If he ever read it, Martin Harris probably found Alvah Strong’s article quite interesting. At this distance in time, I certainly do, and, fortunately, BYU-Idaho’s Kyle Walker has published the article, with historical introduction, in the Mormon Historic Sites Foundation’s very useful semiannual journal, “Mormon Historical Studies.”
“We have ever regarded Mr. Harris as an honest man,” Strong wrote, referring also to Martin’s sturdy “native honesty.” “He had long sustained an irreproachable character for probity.” As Strong recalled him, Harris seemed to be sincere, and he had dedicated himself to the cause of Mormonism “even at the expense of his own pecuniary interests.”
There is a particularly rich historical portrayal in one of Alvah Strong’s sentences about Martin:
“By his neighbors and townsmen with whom he earnestly and almost incessantly labored, he was regarded rather as being deluded himself, than as wishing to delude others knowingly, but still he was subjected to many scoffs and rebukes, all of which he endured with meekness becoming a better cause.”

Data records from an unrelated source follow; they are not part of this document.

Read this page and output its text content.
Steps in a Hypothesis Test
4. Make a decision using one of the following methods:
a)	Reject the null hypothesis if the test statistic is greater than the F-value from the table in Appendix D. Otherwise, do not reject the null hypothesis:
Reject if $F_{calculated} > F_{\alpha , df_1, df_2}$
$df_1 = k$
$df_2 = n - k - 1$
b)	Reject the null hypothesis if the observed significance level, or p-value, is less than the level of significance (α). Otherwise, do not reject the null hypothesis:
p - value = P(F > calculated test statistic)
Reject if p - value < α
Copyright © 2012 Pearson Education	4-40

Strong couldn’t, of course, grant any truth or worthiness to Mormonism. But, along with most if not all of the other residents of Palmyra, he also couldn’t bring himself to pronounce Martin Harris a deceiver. Instead, Strong remembered Harris as a humble, hardworking and sincere man, deeply devoted, notwithstanding mockery and opposition, to what he genuinely believed to be true.
This is no insignificant fact: Martin Harris testified to the end of his life that, with David Whitmer and Oliver Cowdery, he had “seen the plates” and “the engravings which are upon the plates.” With Whitmer and Cowdery, he testified that the Book of Mormon had “been translated by the gift and power of God, for his voice hath declared it unto us.” “We declare with words of soberness, that an angel of God came down from heaven, and he brought and laid before our eyes, that we beheld and saw the plates, and the engravings thereon.”